Nous sommes entrés dans une période de lutte décisive à l’échelle mondiale. Où que l’on regarde, de l’Amérique latine au Moyen Orient, le système capitaliste connaît une grave crise. On assiste à un réveil de la classe ouvrière et de la jeunesse. Ce qu’il faut, c’est donner à ce mouvement le programme et la politique dont il a besoin pour aboutir. Nous ferons tout ce qui est en notre pouvoir pour y parvenir. Mais nous sommes dores et déjà autorisés à tirer cette conclusion : le mouvement en direction de la révolution mondiale a commencé.

Cela ne veut pas dire que la révolution est immédiatement à l’ordre du jour dans tous les pays. Après une longue période pendant laquelle la lutte des classes s’est tenue à un niveau relativement bas dans les grands pays capitalistes, la classe ouvrière a besoin de temps pour se dégourdir les membres. La nouvelle génération est inexpérimentée, et devra passer par toute une série de luttes partielles pour acquérir la compréhension nécessaire des tâches posées par l’histoire.

Ce ne sera pas une époque facile. Il y aura aussi bien des victoires que des défaites. Des périodes de grandes conquêtes seront suivies de périodes de fatigue, de déception, et même d’une certaine réaction. Mais chaque pas en arrière ne fera que préparer la voie à de nouvelles montées en puissance de la lutte des classes. La raison en est que le capitalisme n’est plus aujourd’hui capable de garantir aux travailleurs le genre de réformes et concessions qui ont accompagné la longue croissance économique d’après 1945. Les réformes et les augmentations de salaire se feront au prix d’une lutte âpre entre le travail et le capital.

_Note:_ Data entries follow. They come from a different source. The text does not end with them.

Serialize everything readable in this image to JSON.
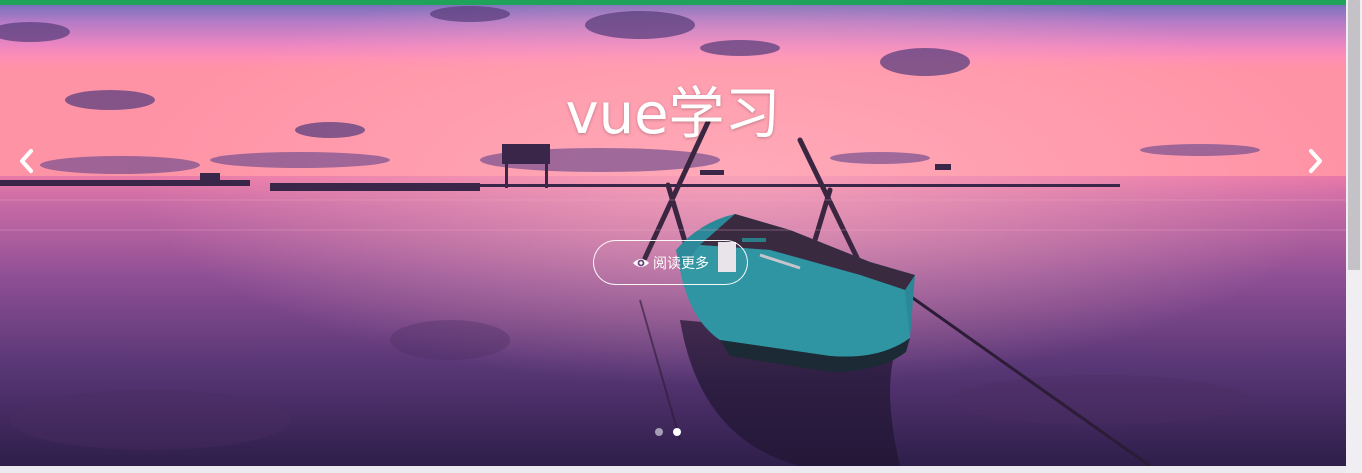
{
  "carousel": {
    "caption": {
      "title": "vue学习",
      "read_more_label": "阅读更多"
    },
    "prev_icon": "chevron-left-icon",
    "next_icon": "chevron-right-icon",
    "read_more_icon": "eye-icon",
    "slide_count": 2,
    "active_slide": 2,
    "colors": {
      "accent_bar": "#1fa35a",
      "sky_top": "#5a6fb8",
      "sky_pink": "#ff7aa8",
      "water_dark": "#2e1d48",
      "boat_hull": "#2f8c9a"
    }
  },
  "scrollbar": {
    "position_fraction": 0.0,
    "visible_fraction": 0.57
  }
}
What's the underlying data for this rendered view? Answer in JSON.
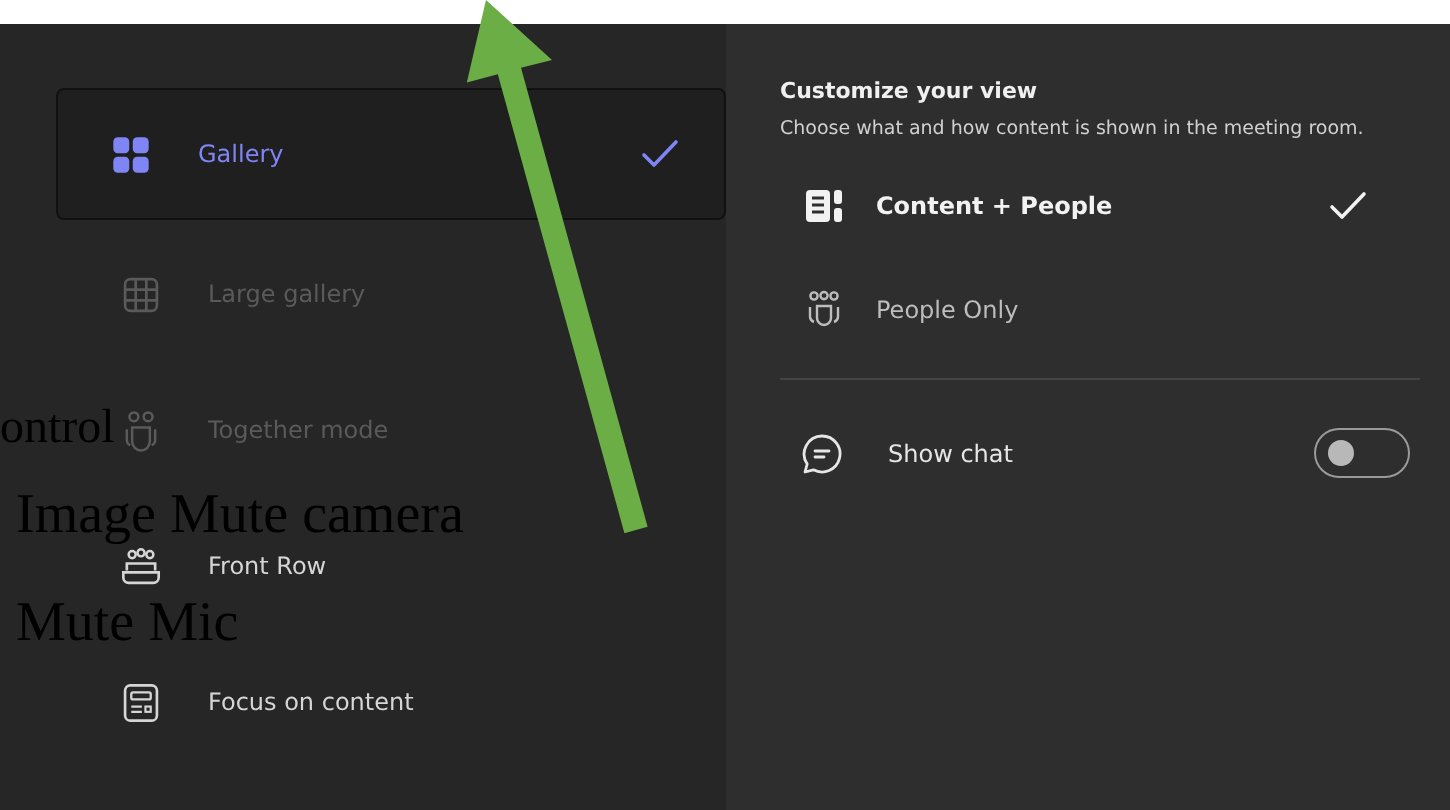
{
  "view_options": [
    {
      "label": "Gallery",
      "selected": true,
      "disabled": false
    },
    {
      "label": "Large gallery",
      "selected": false,
      "disabled": true
    },
    {
      "label": "Together mode",
      "selected": false,
      "disabled": true
    },
    {
      "label": "Front Row",
      "selected": false,
      "disabled": false
    },
    {
      "label": "Focus on content",
      "selected": false,
      "disabled": false
    }
  ],
  "customize": {
    "title": "Customize your view",
    "description": "Choose what and how content is shown in the meeting room.",
    "layouts": [
      {
        "label": "Content + People",
        "selected": true
      },
      {
        "label": "People Only",
        "selected": false
      }
    ],
    "show_chat": {
      "label": "Show chat",
      "on": false
    }
  },
  "overlay_text": [
    "ontrol",
    "Image Mute camera",
    "Mute Mic"
  ]
}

Graduellement, lentement, douloureusement, la classe ouvrière, et d’abord son avant-garde, commenceront à tirer les conclusions révolutionnaires qu’impose la situation. Ce processus de développement de la conscience politique des masses ne peut venir que de l’expérience de grands évènements. Cela doit à un moment donner trouver son expression dans les organisations traditionnelles de ces mêmes masses.

Les organisations de masse de la classe ouvrière, à commencer par les syndicats, seront remuées de fond en comble. La capacité de marxistes à gagner l’attention de la jeunesse et des travailleurs sera déterminée par leur capacité à intervenir de manière décisive dans cet processus inéluctable.

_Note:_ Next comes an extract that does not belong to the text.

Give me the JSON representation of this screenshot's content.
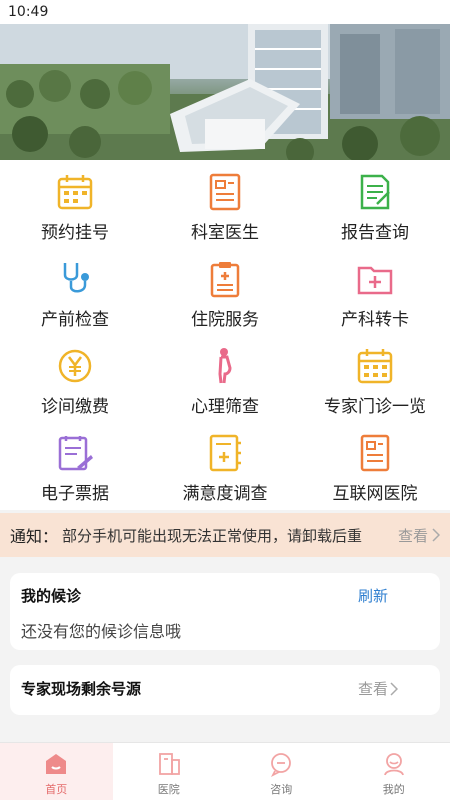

Tôt ou tard, dans un pays après l’autre, la question du pouvoir va se poser. Or, le développement de l’économie mondiale est allé si loin que la lutte des classes a plus que jamais un caractère international. Les révolutions de 1848-49 étaient confinées à l’Europe. La révolution russe de 1917 a eu d’énormes répercussions, non seulement en Europe, mais aussi en Asie et dans le Moyen Orient. C’était les « dix jours qui ont ébranlé le monde ». Aujourd’hui, une seule révolution victorieuse - en particulier dans un pays clé - aura de grands effets dans le monde entier.

La victoire de la révolution socialiste serait beaucoup plus facile s’il existait une tendance marxiste avec de claires perspectives révolutionnaires et un bon enracinement dans les organisations de masse du salariat. Le renforcement d’une telle tendance, à l’échelle internationale, est la tâche la plus urgente. Sur la base d’une sérieuse compréhension des perspectives, de la tactique, de la stratégie et de la théorie, l’expérience de la jeunesse et des travailleurs suffira à assurer la victoire.

La classe ouvrière et la jeunesse sont déjà en train d’apprendre à partir de leur propre expérience. Mais cela ne suffit pas. C’est notre devoir de les aider à tirer toutes les bonnes conclusions, de participer coude à coude à tous les combats, et de créer les conditions nécessaires pour mener la lutte des classes à son terme.